The Indian in the Cupboard was very touching, and in difficult terrain. In representing indigenous people it nimbly avoided the pitfall of the turning itself into a lecture on political correctness. The story is about a young boy who builds an imaginative world around an Iroquois brave figurine that comes to life after being locked in a magical cupboard. In this film, the magic has another dimension to it which is hard to discern in the frenetic Jumanji. As a device it evokes a sense of history and a powerful sense of loss, theirs (the Indians) and ours, while in the Robin Williams' film the magic is mechanical rather than metaphysical.

The Adventures of Pinocchio rates at least a mention for being good entertainment, and Little Indian Big City, something different, rates at least as a good try. Not yet released as we go to print, Disney's upcoming 101 Dalmatians augurs well with Glenn Close in it as the villainous Cruella de Vil.

The other day while browsing through the titles in the children's section of a local laser disc rental outlet, I came across the cherubic features of Macauley Culkin. So what's new? Culkin's well-known face was gazing out sulkily from the cover of The Good Son, a violent drama that was withdrawn from theatrical release in the United Kingdom when it coincided with news of a horrific murder case involving youngsters. The same film received an 18 (years) certificate in Spain. This is no kid's movie, and neither is the Larry Clark film Kids, but that at least was in the adults' section.

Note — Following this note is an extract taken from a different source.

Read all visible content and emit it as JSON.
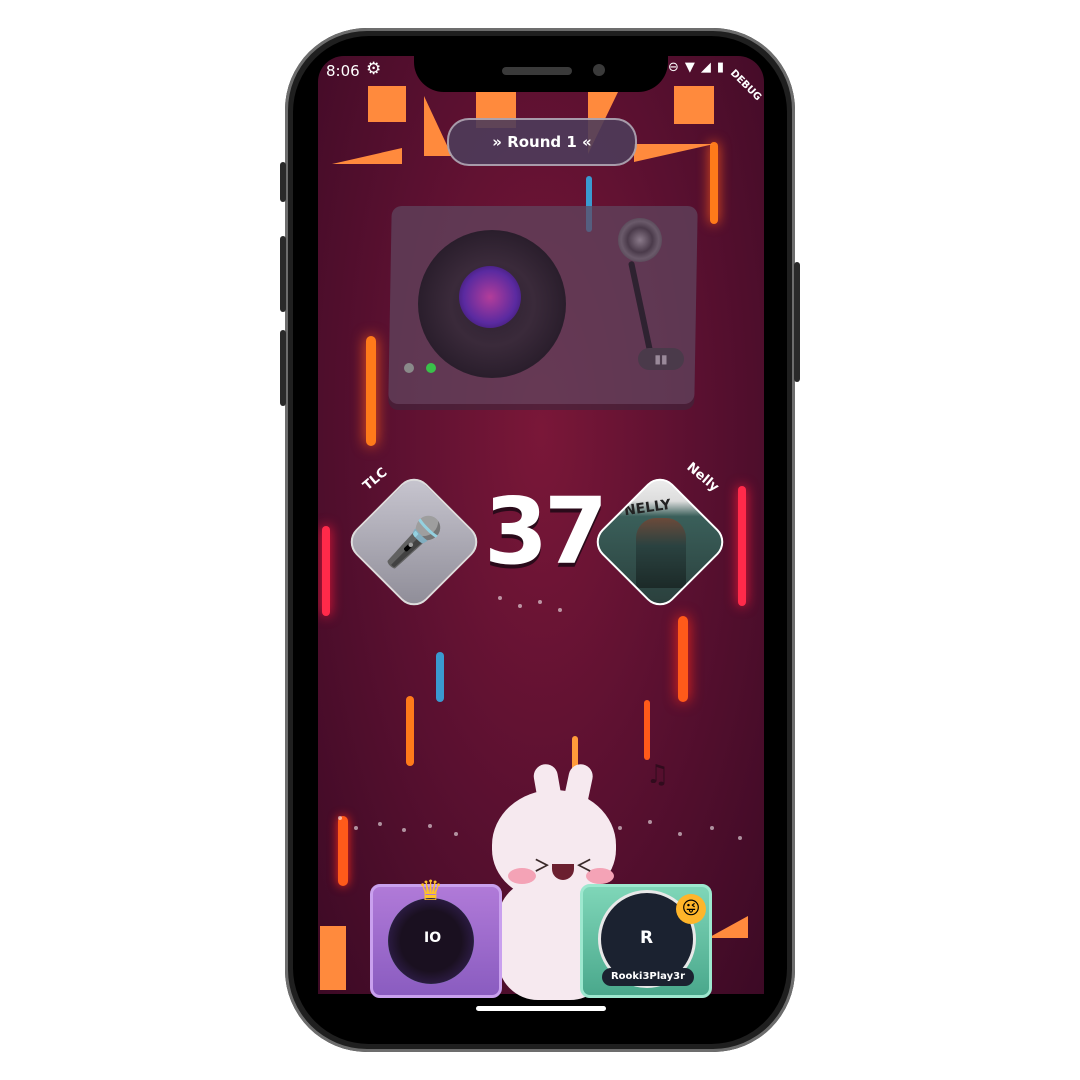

How to judge a "quality" children's film is no easy task outside personal and subjective criteria, and is under- researched. With the transformations in programming threatening to open up access to every kind of program to every kind of audience, young or old, and with the seepage of violence and sex from adult cinema into the children's arena, anxieties about what is good for children are very real. Careless filing in the laser disc shop demonstrate how easy it is to slip-up.